Device API – Memory and LSA
This page documents device-side memory and LSA (load/store accessible) functionality. For host-accessible device pointer functions, see Host-Accessible Device Pointer Functions in the setup guide.
LSA
Device functions. The following are callable from device (GPU) code only. LSA is used by the pointer accessors below.
ncclLsaBarrierSession
-
template<typename Coop>
class ncclLsaBarrierSession A class representing a memory barrier session.
-
ncclLsaBarrierSession(Coop coop, ncclDevComm const &comm, ncclTeamTagLsa tag, uint32_t index, bool multimem = false)

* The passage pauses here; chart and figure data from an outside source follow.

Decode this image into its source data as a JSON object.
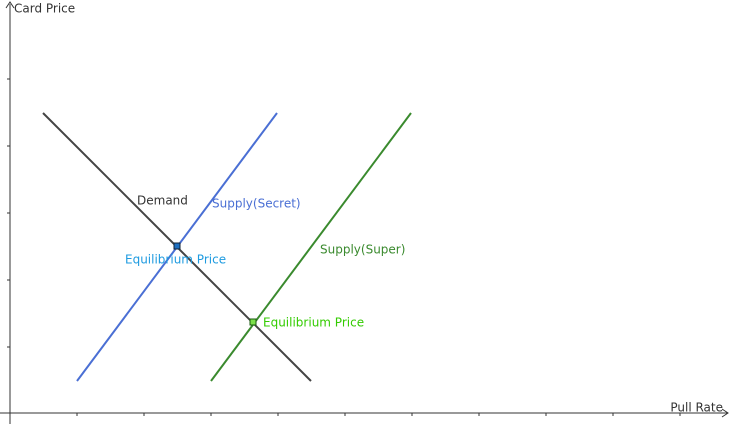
{
  "axes": {
    "x_label": "Pull Rate",
    "y_label": "Card Price"
  },
  "curves": [
    {
      "label": "Demand"
    },
    {
      "label": "Supply(Secret)"
    },
    {
      "label": "Supply(Super)"
    }
  ],
  "points": [
    {
      "label": "Equilibrium Price"
    },
    {
      "label": "Equilibrium Price"
    }
  ]
}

Initializes a new memory barrier session. coop represents a cooperative group (see Thread Groups). comm is the device communicator created using
ncclDevCommCreate(). ncclTeamTagLsa is here to indicate which subset of ranks the barrier will apply to. The identifier of the underlying barrier to use is provided by index (it should be different for each coop; typically set toblockIdx.xto ensure uniqueness between CTAs). multimem requests a hardware-accelerated implementation using memory multicast.
-
void arrive(Coop, cuda::memory_order order)

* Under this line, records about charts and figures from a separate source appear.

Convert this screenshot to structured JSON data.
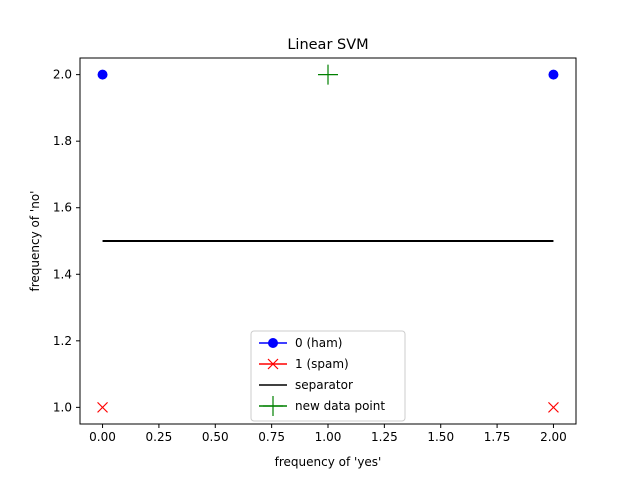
{
  "chart_data": {
    "type": "scatter",
    "title": "Linear SVM",
    "xlabel": "frequency of 'yes'",
    "ylabel": "frequency of 'no'",
    "xlim": [
      -0.1,
      2.1
    ],
    "ylim": [
      0.95,
      2.05
    ],
    "xticks": [
      "0.00",
      "0.25",
      "0.50",
      "0.75",
      "1.00",
      "1.25",
      "1.50",
      "1.75",
      "2.00"
    ],
    "xtick_values": [
      0,
      0.25,
      0.5,
      0.75,
      1.0,
      1.25,
      1.5,
      1.75,
      2.0
    ],
    "yticks": [
      "1.0",
      "1.2",
      "1.4",
      "1.6",
      "1.8",
      "2.0"
    ],
    "ytick_values": [
      1.0,
      1.2,
      1.4,
      1.6,
      1.8,
      2.0
    ],
    "grid": false,
    "legend_position": "bottom-center",
    "series": [
      {
        "name": "0 (ham)",
        "kind": "points",
        "marker": "circle",
        "color": "#0000ff",
        "points": [
          [
            0,
            2
          ],
          [
            2,
            2
          ]
        ]
      },
      {
        "name": "1 (spam)",
        "kind": "points",
        "marker": "x",
        "color": "#ff0000",
        "points": [
          [
            0,
            1
          ],
          [
            2,
            1
          ]
        ]
      },
      {
        "name": "separator",
        "kind": "line",
        "color": "#000000",
        "points": [
          [
            0,
            1.5
          ],
          [
            2,
            1.5
          ]
        ]
      },
      {
        "name": "new data point",
        "kind": "points",
        "marker": "plus",
        "color": "#008000",
        "points": [
          [
            1,
            2
          ]
        ]
      }
    ]
  }
}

Signals the arrival of the thread at the barrier session.
-
ncclLsaBarrierSession(Coop coop, ncclDevComm const &comm, ncclTeamTagLsa tag, uint32_t index, bool multimem = false)
ncclGetPeerPointer
-
void *ncclGetPeerPointer(ncclWindow_t w, size_t offset, int peer)
Returns a load/store accessible pointer to the memory buffer of device peer within the window w. offset is byte-based. peer is a rank index within the world team (see Teams). This function will return NULL if the peer is not within the LSA team.
ncclGetLsaPointer
-
void *ncclGetLsaPointer(ncclWindow_t w, size_t offset, int lsaPeer)
Returns a load/store accessible pointer to the memory buffer of device lsaPeer within the window w. offset is byte-based. This is similar to
ncclGetPeerPointer, but here lsaPeer is a rank index within the LSA team (see Teams). For high-level reduce and copy operations over LSA memory, see Device API – Remote Reduce and Copy: Building Blocks for Custom Communication Kernels.
ncclGetLocalPointer
-
void *ncclGetLocalPointer(ncclWindow_t w, size_t offset)
Returns a load-store accessible pointer to the memory buffer of the current device within the window w. offset is byte-based. This is just a shortcut version of
ncclGetPeerPointerwith devComm.rank as peer, orncclGetLsaPointerwith devComm.lsaRank as lsaPeer.
Multimem
ncclGetLsaMultimemPointer
-
void *ncclGetLsaMultimemPointer(ncclWindow_t w, size_t offset, ncclDevComm const &devComm)
Returns a multicast memory pointer associated with the window w and device communicator devComm. offset is byte-based. Availability of multicast memory is hardware-dependent.